If we ever get to foreign policy, the clean, ill-lighted room will have gotten very large indeed.
June 3rd, 2005 §
I was out at my mother’s place last weekend to celebrate my brother’s birthday, and my uncles were there too. They are an excellent set of guys (and I mean set – when all are represented, the number is nine) but they like to rag on me hardcore for my politics.

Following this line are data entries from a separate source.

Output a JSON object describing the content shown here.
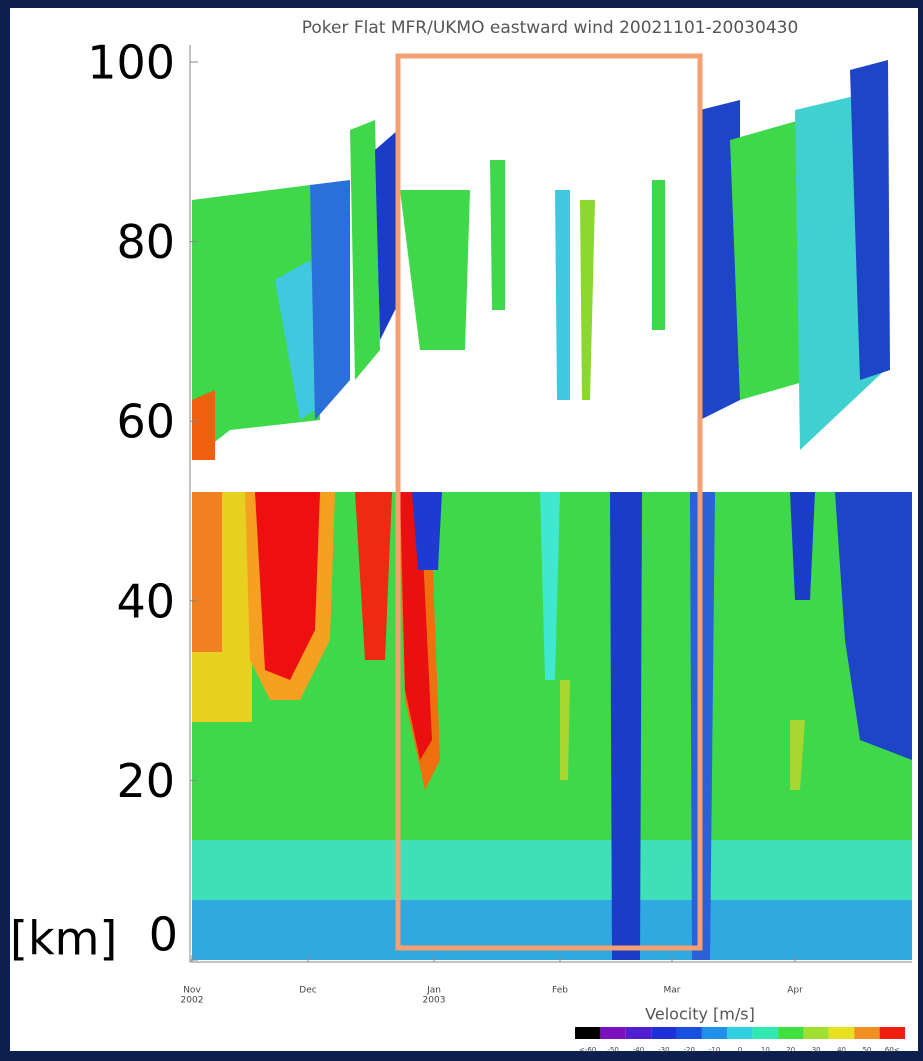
{
  "chart_data": {
    "type": "contour",
    "title": "Poker Flat MFR/UKMO eastward wind   20021101-20030430",
    "y_unit": "[km]",
    "ylim": [
      0,
      100
    ],
    "yticks": [
      0,
      20,
      40,
      60,
      80,
      100
    ],
    "x_labels": [
      [
        "Nov",
        "2002"
      ],
      [
        "Dec"
      ],
      [
        "Jan",
        "2003"
      ],
      [
        "Feb"
      ],
      [
        "Mar"
      ],
      [
        "Apr"
      ]
    ],
    "colorbar_title": "Velocity [m/s]",
    "colorbar_labels": [
      "<-60",
      "-50",
      "-40",
      "-30",
      "-20",
      "-10",
      "0",
      "10",
      "20",
      "30",
      "40",
      "50",
      "60<"
    ]
  }
}
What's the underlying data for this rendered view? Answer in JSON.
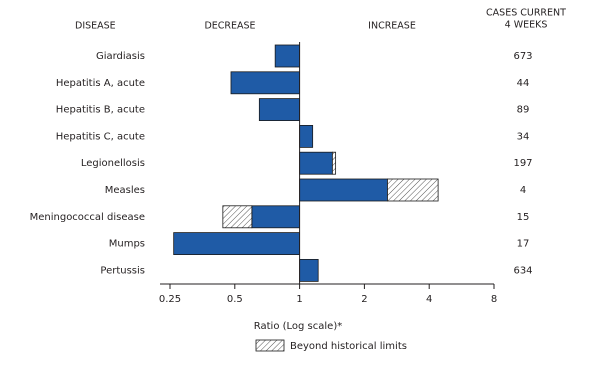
{
  "chart_data": {
    "type": "bar",
    "column_headers": {
      "disease": "DISEASE",
      "decrease": "DECREASE",
      "increase": "INCREASE",
      "cases": [
        "CASES CURRENT",
        "4 WEEKS"
      ]
    },
    "categories": [
      "Giardiasis",
      "Hepatitis A, acute",
      "Hepatitis B, acute",
      "Hepatitis C, acute",
      "Legionellosis",
      "Measles",
      "Meningococcal disease",
      "Mumps",
      "Pertussis"
    ],
    "series": [
      {
        "color": "#1f5ba6",
        "values": [
          0.77,
          0.48,
          0.65,
          1.15,
          1.42,
          2.56,
          0.6,
          0.26,
          1.22
        ]
      },
      {
        "name": "Beyond historical limits",
        "color": "#ffffff",
        "values": [
          null,
          null,
          null,
          null,
          1.47,
          4.4,
          0.44,
          null,
          null
        ]
      }
    ],
    "cases_current_4_weeks": [
      673,
      44,
      89,
      34,
      197,
      4,
      15,
      17,
      634
    ],
    "xlabel": "Ratio (Log scale)*",
    "xscale": "log",
    "xlim": [
      0.25,
      8
    ],
    "xticks": [
      0.25,
      0.5,
      1,
      2,
      4,
      8
    ],
    "baseline": 1
  }
}
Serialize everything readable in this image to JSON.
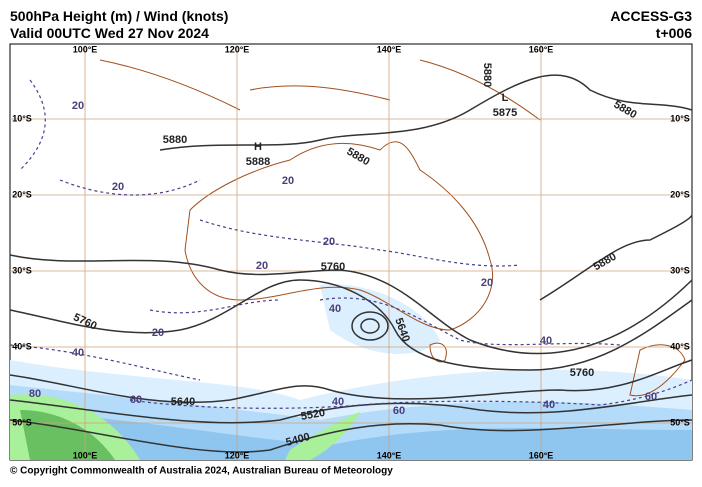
{
  "header": {
    "title": "500hPa Height (m) / Wind (knots)",
    "valid": "Valid 00UTC Wed 27 Nov 2024",
    "model": "ACCESS-G3",
    "lead": "t+006"
  },
  "longitudes": [
    "100°E",
    "120°E",
    "140°E",
    "160°E"
  ],
  "latitudes": [
    "10°S",
    "20°S",
    "30°S",
    "40°S",
    "50°S"
  ],
  "pressure_centres": [
    "H",
    "L"
  ],
  "height_labels": [
    "5880",
    "5888",
    "5880",
    "5880",
    "5875",
    "5880",
    "5880",
    "5760",
    "5760",
    "5640",
    "5760",
    "5640",
    "5520",
    "5400"
  ],
  "wind_labels": [
    "20",
    "20",
    "20",
    "20",
    "20",
    "20",
    "20",
    "40",
    "40",
    "40",
    "40",
    "40",
    "60",
    "60",
    "60",
    "80"
  ],
  "footer": "© Copyright Commonwealth of Australia 2024, Australian Bureau of Meteorology"
}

When they found out I was working for the Democratic Party, it was like party time.
They told me about how great it was to listen to Rush Limbaugh and how smart he is. They were just kidding. Later on, they were not just kidding when they asked me about John Kerry’s tax return.
“Hey Josh,” said Uncle Scott, “how come Kerry makes a bunch of money but he only paid like 7 million dollars in taxes over the last few years, and his wife paid not much more even though she’s like a billionaire?”
“Well,” I said, “why do you think the rich people pay less taxes proportionately than regular people do?”
Uncle Joe says “Because those liberals find ways around it!”
I said “No, rich people have a way around it and just pay less taxes to begin with because of Bush’s tax cuts, because of years of pro-business, pro-rich Republican economic policy.”
Quiet for a minute, and then “Pssshhh! Come on, really! Tell us the real reason!”